Gary Gibson was convicted after a bench trial of deposit account fraud. OCGA § 16–9–20.1 The issue presented on appeal is whether his check, drawn on a closed account, was presented “in exchange for a present consideration” within the meaning of OCGA § 16–9–20(a). We conclude that, under the circumstances of this case, a rational trier of fact could have found beyond a reasonable doubt that the check in question was presented in exchange for a present consideration, and we therefore affirm.
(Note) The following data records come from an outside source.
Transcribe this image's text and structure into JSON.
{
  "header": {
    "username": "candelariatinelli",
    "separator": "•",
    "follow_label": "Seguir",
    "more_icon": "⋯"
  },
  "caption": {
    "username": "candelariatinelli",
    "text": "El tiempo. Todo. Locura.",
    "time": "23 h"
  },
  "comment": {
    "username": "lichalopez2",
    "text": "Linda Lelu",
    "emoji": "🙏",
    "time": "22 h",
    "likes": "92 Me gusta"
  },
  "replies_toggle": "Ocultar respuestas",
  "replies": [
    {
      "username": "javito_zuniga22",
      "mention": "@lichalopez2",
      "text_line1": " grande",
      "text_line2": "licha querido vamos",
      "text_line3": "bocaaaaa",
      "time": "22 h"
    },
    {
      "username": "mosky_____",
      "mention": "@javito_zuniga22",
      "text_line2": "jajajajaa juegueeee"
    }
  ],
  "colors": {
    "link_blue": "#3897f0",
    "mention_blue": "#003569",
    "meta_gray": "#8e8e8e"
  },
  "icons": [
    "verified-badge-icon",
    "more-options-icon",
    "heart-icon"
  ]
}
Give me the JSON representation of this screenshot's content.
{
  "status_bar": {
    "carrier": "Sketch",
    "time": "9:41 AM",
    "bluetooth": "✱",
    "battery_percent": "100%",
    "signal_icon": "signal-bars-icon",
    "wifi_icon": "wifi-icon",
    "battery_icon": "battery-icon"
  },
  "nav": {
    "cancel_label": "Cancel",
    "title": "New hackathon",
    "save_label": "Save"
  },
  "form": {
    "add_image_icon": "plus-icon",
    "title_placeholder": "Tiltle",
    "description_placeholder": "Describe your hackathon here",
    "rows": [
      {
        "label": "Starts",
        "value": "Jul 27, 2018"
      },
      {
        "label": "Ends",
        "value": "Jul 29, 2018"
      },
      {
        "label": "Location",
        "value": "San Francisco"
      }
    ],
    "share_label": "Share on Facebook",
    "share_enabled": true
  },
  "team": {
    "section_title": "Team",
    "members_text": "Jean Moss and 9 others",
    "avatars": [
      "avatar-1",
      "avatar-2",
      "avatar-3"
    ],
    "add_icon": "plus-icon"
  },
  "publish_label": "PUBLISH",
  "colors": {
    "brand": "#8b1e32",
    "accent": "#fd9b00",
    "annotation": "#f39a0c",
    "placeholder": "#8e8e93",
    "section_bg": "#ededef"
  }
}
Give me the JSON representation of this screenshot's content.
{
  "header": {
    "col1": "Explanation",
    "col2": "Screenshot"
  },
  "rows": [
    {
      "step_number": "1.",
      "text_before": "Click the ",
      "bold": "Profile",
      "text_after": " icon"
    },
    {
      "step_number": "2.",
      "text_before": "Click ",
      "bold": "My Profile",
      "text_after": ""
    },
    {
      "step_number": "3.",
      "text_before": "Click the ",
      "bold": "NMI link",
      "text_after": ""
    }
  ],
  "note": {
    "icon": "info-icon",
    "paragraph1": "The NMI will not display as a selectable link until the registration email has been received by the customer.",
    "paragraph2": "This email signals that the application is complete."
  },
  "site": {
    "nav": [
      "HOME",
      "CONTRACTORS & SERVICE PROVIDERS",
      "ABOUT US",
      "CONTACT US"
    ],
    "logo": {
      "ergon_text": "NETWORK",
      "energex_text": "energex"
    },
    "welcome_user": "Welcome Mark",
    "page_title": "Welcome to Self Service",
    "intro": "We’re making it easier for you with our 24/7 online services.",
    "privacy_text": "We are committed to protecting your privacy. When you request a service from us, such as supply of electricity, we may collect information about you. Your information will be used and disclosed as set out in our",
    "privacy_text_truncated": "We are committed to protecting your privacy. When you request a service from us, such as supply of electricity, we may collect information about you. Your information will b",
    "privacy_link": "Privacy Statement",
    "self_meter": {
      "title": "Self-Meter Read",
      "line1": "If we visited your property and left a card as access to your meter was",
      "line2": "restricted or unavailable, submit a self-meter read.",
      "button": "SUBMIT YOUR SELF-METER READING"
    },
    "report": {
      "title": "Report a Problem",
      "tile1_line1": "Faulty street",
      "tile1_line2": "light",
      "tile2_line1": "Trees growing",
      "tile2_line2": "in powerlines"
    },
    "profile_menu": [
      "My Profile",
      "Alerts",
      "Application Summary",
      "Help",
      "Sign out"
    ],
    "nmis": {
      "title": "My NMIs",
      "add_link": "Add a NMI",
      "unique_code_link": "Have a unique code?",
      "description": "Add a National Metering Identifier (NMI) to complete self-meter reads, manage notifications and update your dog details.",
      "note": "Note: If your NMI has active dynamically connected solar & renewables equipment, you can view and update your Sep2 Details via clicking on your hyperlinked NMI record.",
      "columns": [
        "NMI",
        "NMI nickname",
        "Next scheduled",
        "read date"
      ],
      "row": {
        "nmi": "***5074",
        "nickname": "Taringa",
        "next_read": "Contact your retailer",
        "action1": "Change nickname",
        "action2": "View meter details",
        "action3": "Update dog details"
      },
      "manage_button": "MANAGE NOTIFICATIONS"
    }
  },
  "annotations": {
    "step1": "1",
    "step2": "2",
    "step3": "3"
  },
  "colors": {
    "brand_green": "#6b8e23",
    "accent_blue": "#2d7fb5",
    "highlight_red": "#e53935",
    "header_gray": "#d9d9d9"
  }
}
The victim, a construction rental company, rented two pieces of heavy equipment to Gibson for a construction project. The company delivered a crawler dozer to the job site on September 8, 2008, and picked it up on September 18. An excavator was delivered on September 19, and the company picked it up on September 22. The excavator was damaged during the rental period, and the company repaired it after ordering the necessary parts. The owner of the company testified that on October 7, he presented Gibson with the bill for the entire transaction, including the rental for both pieces of equipment and the repairs, which he testified were completed on that date. Upon presentation of the bill, Gibson gave the victim a check drawn on a closed account.
After hearing this testimony, the trial court specifically found that the check constituted present consideration and found Gibson guilty. Gibson appeals from the judgment of conviction and sentence, asserting in two enumerations of error that the evidence failed to show a present consideration.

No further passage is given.